Climate change is the greatest environmental challenge facing the world
today. Rising global temperatures will bring changes in weather patterns,
rising sea levels, and increased frequency and intensity of extreme weather
events. The UK is acting now to
adapt to climate change and to reduce our contribution to its causes.
Climate change is an issue which cuts across a range of Government policies
and responsibilities. It's important that different Departments work
together as effectively as possible. The Deputy Prime Minister is therefore
working with Ministerial colleagues across Government to help ensure that
Departments maximise their collective contribution to tackling climate
In 1997, the Deputy Prime Minister was a European Union negotiator at the
Kyoto convention on climate change. Kyoto imposed a responsibility on
developed countries to cut their overall greenhouse gas emissions on the
1990 level by 5% by the year 2010. This varied for each country, with the
European average level agreed at 8%. For Britain, this meant a reduction of
12½ per cent in greenhouse gases compared to the 1990 level.
We are on course, not only to achieve that target, but to achieve a cut in
the region of 23 to 25%. Britain has shown that you can have sustained and
continuing economic growth with Kyoto targets.
But the Kyoto Protocol is just a first step, mapping action for the first
commitment period (until 2012). If we are to make a real impact on tackling
the menace of climate change, we have to go much further.
So, in recognition of his work on the Kyoto Protocol, the Prime Minister
has asked the Deputy Prime Minister to work with the Foreign Secretary, the
Secretary of State for the Environment, and other Departments across
Government on promoting the Government's post-Kyoto agenda.
The Government is proposing that a post-Kyoto agreement should be
universal, covering developed and developing countries. It needs to
encompass nations such as China and India. During his work on Kyoto in
1997, the Deputy Prime Minister emphasised need to engage with China and
India on these issues, and since then he has continued a dialogue with
leading politicians from these countries.

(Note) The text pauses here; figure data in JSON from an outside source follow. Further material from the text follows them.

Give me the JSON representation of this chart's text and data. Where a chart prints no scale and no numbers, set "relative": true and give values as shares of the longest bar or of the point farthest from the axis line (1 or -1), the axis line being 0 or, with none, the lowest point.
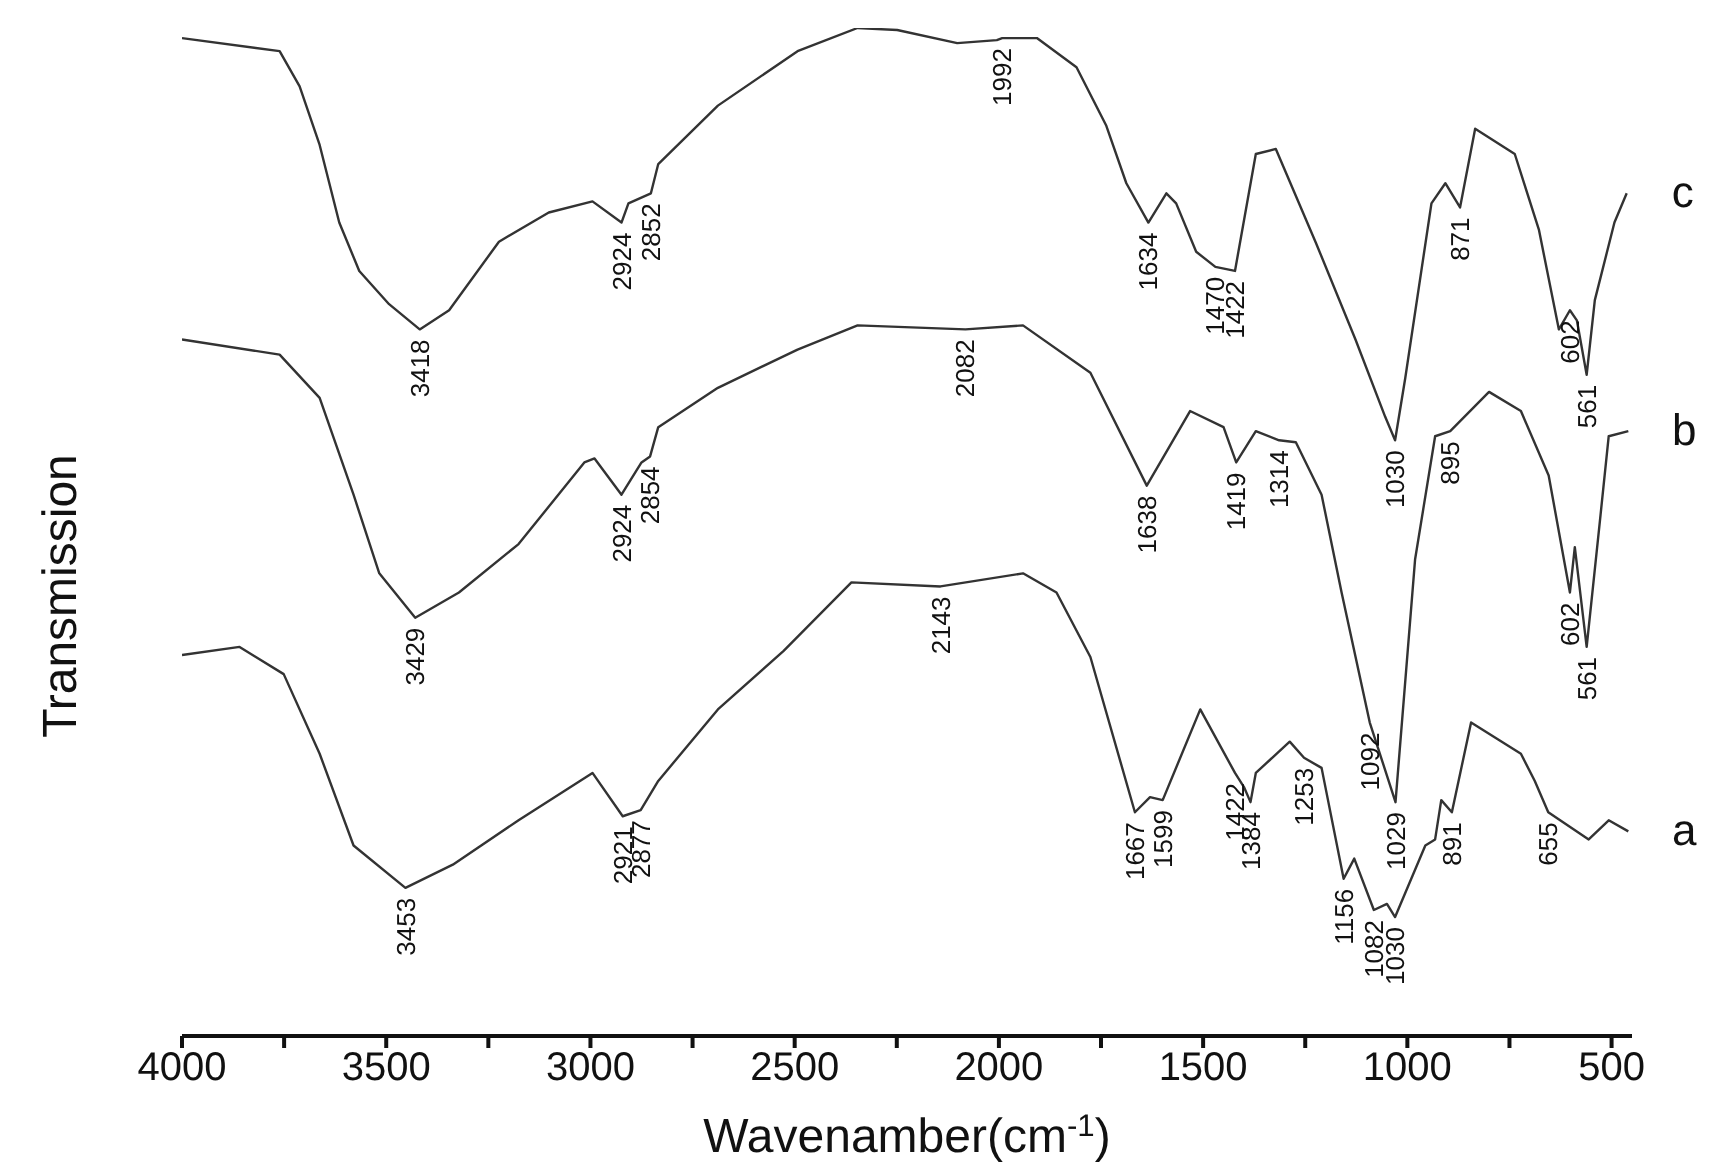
{
  "chart_data": {
    "type": "line",
    "relative": true,
    "xlabel": "Wavenamber(cm$^{-1}$)",
    "ylabel": "Transmission",
    "xlim": [
      4000,
      450
    ],
    "xticks": [
      4000,
      {
        "value": 3750,
        "label": null
      },
      3500,
      {
        "value": 3250,
        "label": null
      },
      3000,
      {
        "value": 2750,
        "label": null
      },
      2500,
      {
        "value": 2250,
        "label": null
      },
      2000,
      {
        "value": 1750,
        "label": null
      },
      1500,
      {
        "value": 1250,
        "label": null
      },
      1000,
      {
        "value": 750,
        "label": null
      },
      500
    ],
    "grid": false,
    "legend": false,
    "marker": "none",
    "line_style": "solid",
    "series": [
      {
        "name": "c",
        "color": "#333333",
        "x": [
          4000,
          3761,
          3712,
          3663,
          3615,
          3566,
          3493,
          3418,
          3346,
          3224,
          3102,
          2995,
          2924,
          2907,
          2852,
          2834,
          2688,
          2493,
          2346,
          2249,
          2102,
          2005,
          1992,
          1907,
          1810,
          1737,
          1688,
          1634,
          1590,
          1566,
          1517,
          1470,
          1422,
          1371,
          1322,
          1224,
          1127,
          1054,
          1030,
          1005,
          941,
          907,
          871,
          834,
          737,
          678,
          629,
          602,
          585,
          561,
          541,
          493,
          463
        ],
        "values": [
          0.99,
          0.977,
          0.942,
          0.884,
          0.807,
          0.759,
          0.726,
          0.701,
          0.72,
          0.788,
          0.817,
          0.828,
          0.807,
          0.826,
          0.836,
          0.865,
          0.923,
          0.977,
          1.0,
          0.998,
          0.985,
          0.988,
          0.99,
          0.99,
          0.961,
          0.903,
          0.846,
          0.807,
          0.836,
          0.826,
          0.778,
          0.763,
          0.759,
          0.875,
          0.88,
          0.787,
          0.691,
          0.614,
          0.591,
          0.653,
          0.826,
          0.846,
          0.822,
          0.9,
          0.875,
          0.8,
          0.701,
          0.72,
          0.71,
          0.656,
          0.73,
          0.807,
          0.836
        ]
      },
      {
        "name": "b",
        "color": "#333333",
        "x": [
          4000,
          3761,
          3663,
          3580,
          3517,
          3429,
          3322,
          3176,
          3015,
          2990,
          2924,
          2875,
          2854,
          2834,
          2688,
          2493,
          2346,
          2082,
          1941,
          1776,
          1638,
          1532,
          1450,
          1419,
          1371,
          1314,
          1273,
          1210,
          1161,
          1092,
          1029,
          981,
          932,
          895,
          800,
          722,
          654,
          602,
          590,
          561,
          527,
          507,
          459
        ],
        "values": [
          0.691,
          0.676,
          0.633,
          0.537,
          0.459,
          0.415,
          0.44,
          0.488,
          0.569,
          0.573,
          0.537,
          0.569,
          0.575,
          0.604,
          0.643,
          0.681,
          0.705,
          0.701,
          0.705,
          0.658,
          0.546,
          0.62,
          0.604,
          0.569,
          0.6,
          0.591,
          0.589,
          0.537,
          0.44,
          0.311,
          0.232,
          0.473,
          0.595,
          0.6,
          0.639,
          0.62,
          0.556,
          0.44,
          0.485,
          0.386,
          0.517,
          0.595,
          0.6
        ]
      },
      {
        "name": "a",
        "color": "#333333",
        "x": [
          4000,
          3859,
          3751,
          3663,
          3580,
          3453,
          3337,
          3176,
          2995,
          2921,
          2877,
          2834,
          2688,
          2527,
          2361,
          2143,
          1941,
          1859,
          1776,
          1667,
          1630,
          1599,
          1507,
          1422,
          1400,
          1384,
          1371,
          1288,
          1253,
          1210,
          1156,
          1130,
          1082,
          1050,
          1030,
          956,
          932,
          917,
          891,
          844,
          722,
          688,
          655,
          556,
          507,
          459
        ],
        "values": [
          0.378,
          0.386,
          0.359,
          0.28,
          0.189,
          0.147,
          0.17,
          0.214,
          0.261,
          0.218,
          0.224,
          0.253,
          0.324,
          0.382,
          0.45,
          0.446,
          0.459,
          0.44,
          0.376,
          0.222,
          0.237,
          0.234,
          0.324,
          0.261,
          0.247,
          0.232,
          0.261,
          0.292,
          0.276,
          0.266,
          0.156,
          0.176,
          0.125,
          0.131,
          0.118,
          0.189,
          0.195,
          0.234,
          0.222,
          0.311,
          0.28,
          0.253,
          0.222,
          0.195,
          0.214,
          0.203
        ]
      }
    ],
    "annotations": [
      {
        "text": "3418",
        "x": 3418,
        "y": 0.701
      },
      {
        "text": "2924",
        "x": 2924,
        "y": 0.807
      },
      {
        "text": "2852",
        "x": 2852,
        "y": 0.836
      },
      {
        "text": "1992",
        "x": 1992,
        "y": 0.99
      },
      {
        "text": "1634",
        "x": 1634,
        "y": 0.807
      },
      {
        "text": "1470",
        "x": 1470,
        "y": 0.763
      },
      {
        "text": "1422",
        "x": 1422,
        "y": 0.759
      },
      {
        "text": "1030",
        "x": 1030,
        "y": 0.591
      },
      {
        "text": "871",
        "x": 871,
        "y": 0.822
      },
      {
        "text": "602",
        "x": 602,
        "y": 0.72
      },
      {
        "text": "561",
        "x": 561,
        "y": 0.656
      },
      {
        "text": "3429",
        "x": 3429,
        "y": 0.415
      },
      {
        "text": "2924",
        "x": 2924,
        "y": 0.537
      },
      {
        "text": "2854",
        "x": 2854,
        "y": 0.575
      },
      {
        "text": "2082",
        "x": 2082,
        "y": 0.701
      },
      {
        "text": "1638",
        "x": 1638,
        "y": 0.546
      },
      {
        "text": "1419",
        "x": 1419,
        "y": 0.569
      },
      {
        "text": "1314",
        "x": 1314,
        "y": 0.591
      },
      {
        "text": "1092",
        "x": 1092,
        "y": 0.311
      },
      {
        "text": "1029",
        "x": 1029,
        "y": 0.232
      },
      {
        "text": "895",
        "x": 895,
        "y": 0.6
      },
      {
        "text": "602",
        "x": 602,
        "y": 0.44
      },
      {
        "text": "561",
        "x": 561,
        "y": 0.386
      },
      {
        "text": "3453",
        "x": 3453,
        "y": 0.147
      },
      {
        "text": "2921",
        "x": 2921,
        "y": 0.218
      },
      {
        "text": "2877",
        "x": 2877,
        "y": 0.224
      },
      {
        "text": "2143",
        "x": 2143,
        "y": 0.446
      },
      {
        "text": "1667",
        "x": 1667,
        "y": 0.222
      },
      {
        "text": "1599",
        "x": 1599,
        "y": 0.234
      },
      {
        "text": "1422",
        "x": 1422,
        "y": 0.261
      },
      {
        "text": "1384",
        "x": 1384,
        "y": 0.232
      },
      {
        "text": "1253",
        "x": 1253,
        "y": 0.276
      },
      {
        "text": "1156",
        "x": 1156,
        "y": 0.156
      },
      {
        "text": "1082",
        "x": 1082,
        "y": 0.125
      },
      {
        "text": "1030",
        "x": 1030,
        "y": 0.118
      },
      {
        "text": "891",
        "x": 891,
        "y": 0.222
      },
      {
        "text": "655",
        "x": 655,
        "y": 0.222
      }
    ]
  }
}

A post-Kyoto framework should set a clear stabilisation goal, with targets,
with a new framework to achieve it. Such a framework would provide greater
future certainty and stability to encourage greater investment in
environmentally beneficial growth. There are huge commercial and economic
opportunities in the new technologies associated with combating climate
change. Environmental sustainability and economy prosperity are two sides
of the same coin.
The UK has already shown that
tackling climate change is compatible with historically unprecedented
levels of economic growth, and our challenge is to continue to create jobs
and growth within a sustainable framework.